The wheelchair-bound academic was arrested in May 2014, after the police in Gadchiroli, Maharashtra, claimed he had links with Maoists. He was sentenced to life in prison in March 2017 and has been in the Nagpur Central Jail since.
“We are concerned about reports that Saibaba is suffering from more than 15 different health problems, some of which have potentially fatal consequences,” the experts said in a joint statement in Geneva.

The experts include special rapporteurs Catalina Devandas, Michel Forst, Dainius Pūras and Nils Melzer, the office of the United Nations High Commissioner for Human Rights Zeid Raad Al Hussein said. “Saibaba’s health is progressively and severely deteriorating because of poor jail conditions and untrained staff unable to adequately assist prisoners with disabilities,” the experts said, adding that he is now in “urgent need” of adequate medical treatment.
“We would like to remind India that any denial of reasonable accommodation for people with disabilities in detention is not only discriminatory but may well amount to ill-treatment or even torture,” they said. “In particular, solitary confinement should be prohibited when the conditions of prisoners with disabilities would be made worse by this measure.”

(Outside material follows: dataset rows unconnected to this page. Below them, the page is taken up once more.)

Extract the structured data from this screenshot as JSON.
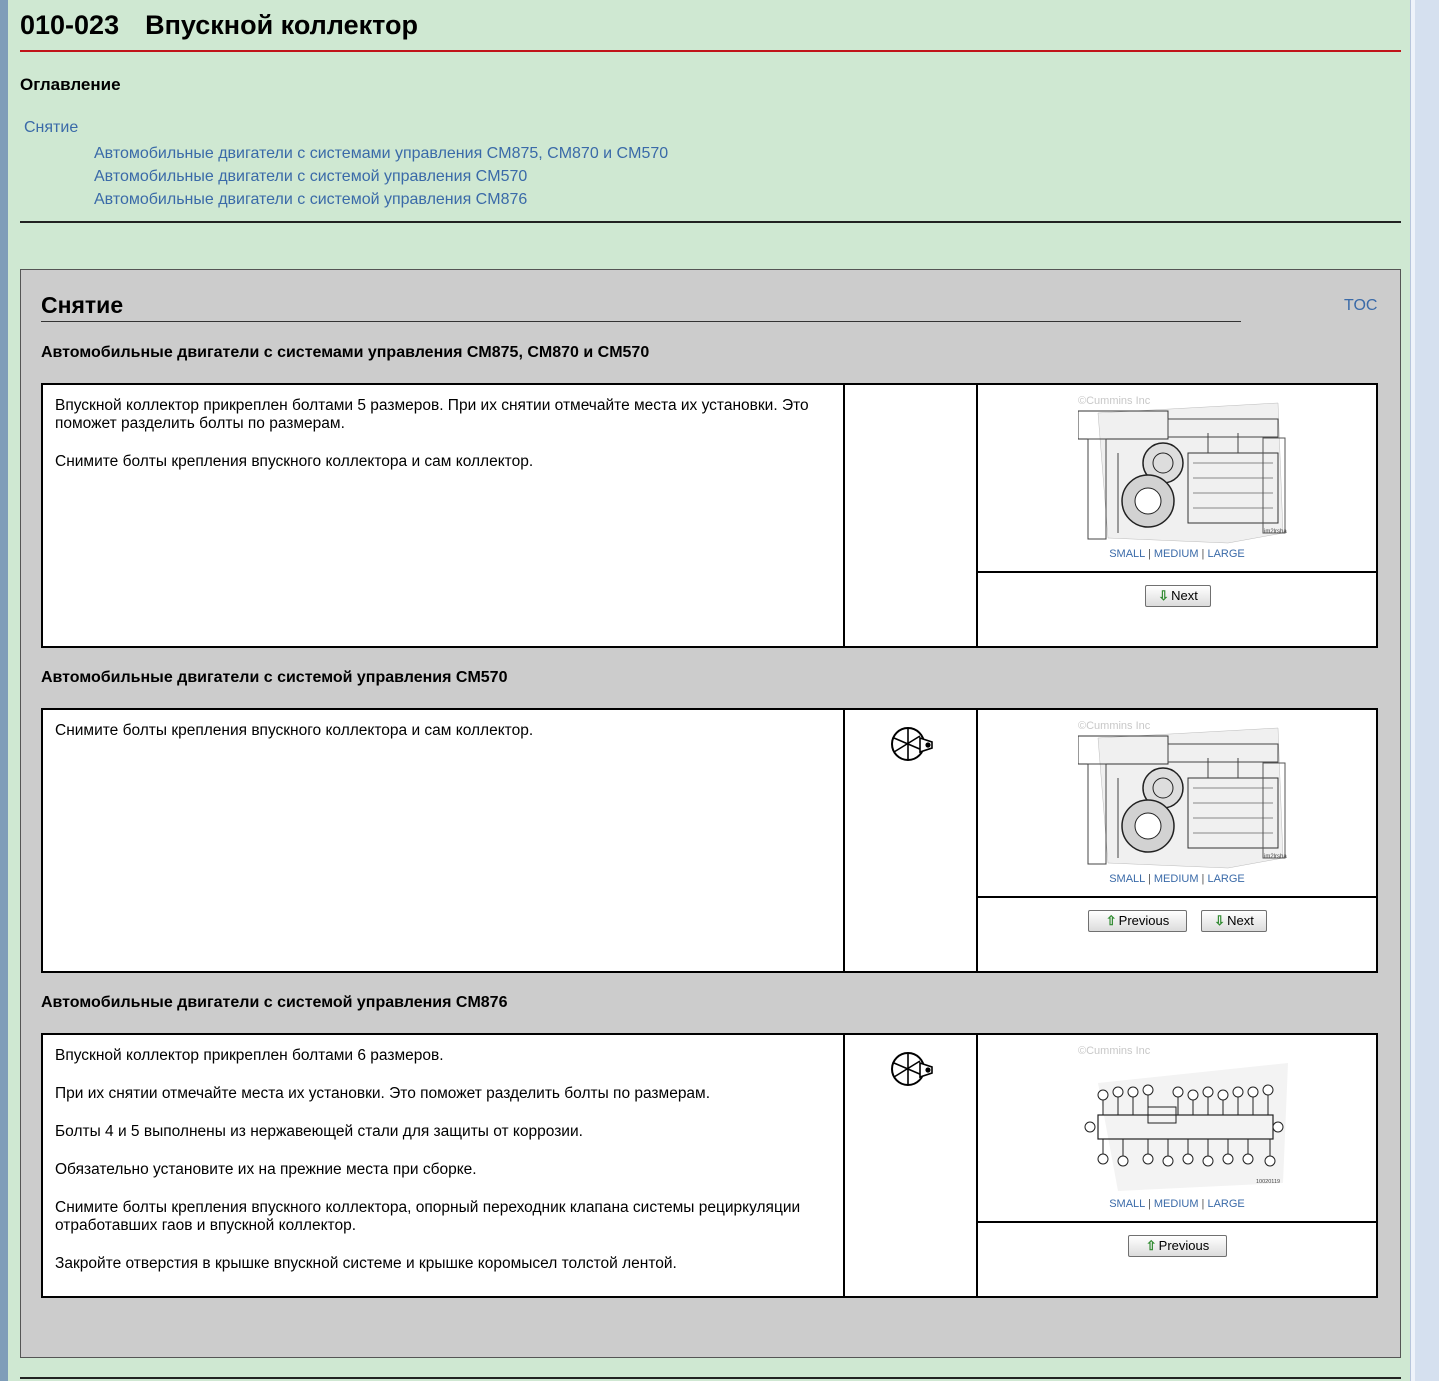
{
  "document": {
    "code": "010-023",
    "title": "Впускной коллектор"
  },
  "toc": {
    "heading": "Оглавление",
    "section": "Снятие",
    "items": [
      "Автомобильные двигатели с системами управления CM875, CM870 и CM570",
      "Автомобильные двигатели с системой управления CM570",
      "Автомобильные двигатели с системой управления CM876"
    ]
  },
  "section": {
    "title": "Снятие",
    "toc_link": "TOC"
  },
  "steps": [
    {
      "heading": "Автомобильные двигатели с системами управления CM875, CM870 и CM570",
      "paragraphs": [
        "Впускной коллектор прикреплен болтами 5 размеров. При их снятии отмечайте места их установки. Это поможет разделить болты по размерам.",
        "Снимите болты крепления впускного коллектора и сам коллектор."
      ],
      "has_tool_icon": false,
      "image": {
        "copyright": "©Cummins Inc",
        "caption": "im2lrsha"
      },
      "buttons": {
        "next": "Next"
      }
    },
    {
      "heading": "Автомобильные двигатели с системой управления CM570",
      "paragraphs": [
        "Снимите болты крепления впускного коллектора и сам коллектор."
      ],
      "has_tool_icon": true,
      "image": {
        "copyright": "©Cummins Inc",
        "caption": "im2lrsha"
      },
      "buttons": {
        "previous": "Previous",
        "next": "Next"
      }
    },
    {
      "heading": "Автомобильные двигатели с системой управления CM876",
      "paragraphs": [
        "Впускной коллектор прикреплен болтами 6 размеров.",
        "При их снятии отмечайте места их установки. Это поможет разделить болты по размерам.",
        "Болты 4 и 5 выполнены из нержавеющей стали для защиты от коррозии.",
        "Обязательно установите их на прежние места при сборке.",
        "Снимите болты крепления впускного коллектора, опорный переходник клапана системы рециркуляции отработавших гаов и впускной коллектор.",
        "Закройте отверстия в крышке впускной системе и крышке коромысел толстой лентой."
      ],
      "has_tool_icon": true,
      "image": {
        "copyright": "©Cummins Inc",
        "caption": "10020119"
      },
      "buttons": {
        "previous": "Previous"
      }
    }
  ],
  "image_size_links": {
    "small": "SMALL",
    "medium": "MEDIUM",
    "large": "LARGE",
    "separator": "|"
  },
  "colors": {
    "page_bg": "#cfe8d2",
    "section_bg": "#cccccc",
    "link": "#3a6aa8",
    "title_rule": "#c0141a"
  },
  "icons": {
    "tool": "wrench-socket-icon",
    "arrow_down": "green-arrow-down-icon",
    "arrow_up": "green-arrow-up-icon"
  }
}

The human rights commissioner’s office called Saibaba a “long-standing defender of the rights of various minorities in India against corporate interests”. It claimed that the judgement convicting Saibaba “allegedly failed to point out a single instance in which Saibaba was a conspirator to commit violence or provide logistical support to violent acts”.

The case against Saibaba

The case began in 2013, with a police raid at Saibaba’s Delhi University accommodation. The police alleged he was “an urban contact” for the Maoists and that he was named by Hem Mishra, then a Jawaharlal Nehru University student who was arrested in Gadchiroli.

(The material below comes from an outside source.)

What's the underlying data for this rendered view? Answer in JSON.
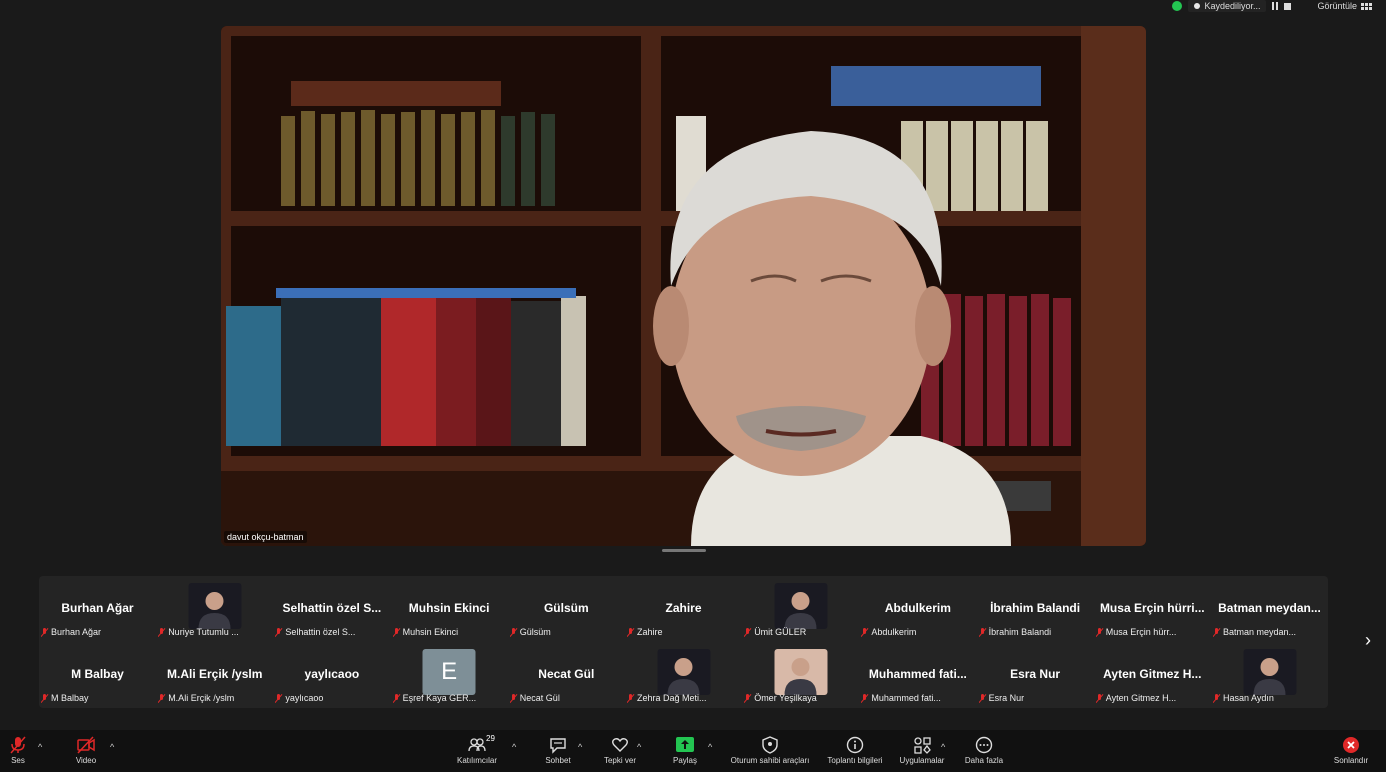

He was first arrested in May 2014. In late June 2015, the Bombay High Court granted him bail on medical grounds, and he was released in July 2015. He went back to jail in December and was released again in April 2016, after the Supreme Court granted him bail.
Saibaba had extensively campaigned against the Salwa Judum militia in Chhattisgarh and the human rights violations that accompanied Operation Green Hunt against Maoists in central India that was launched by the previous United Progressive Alliance government.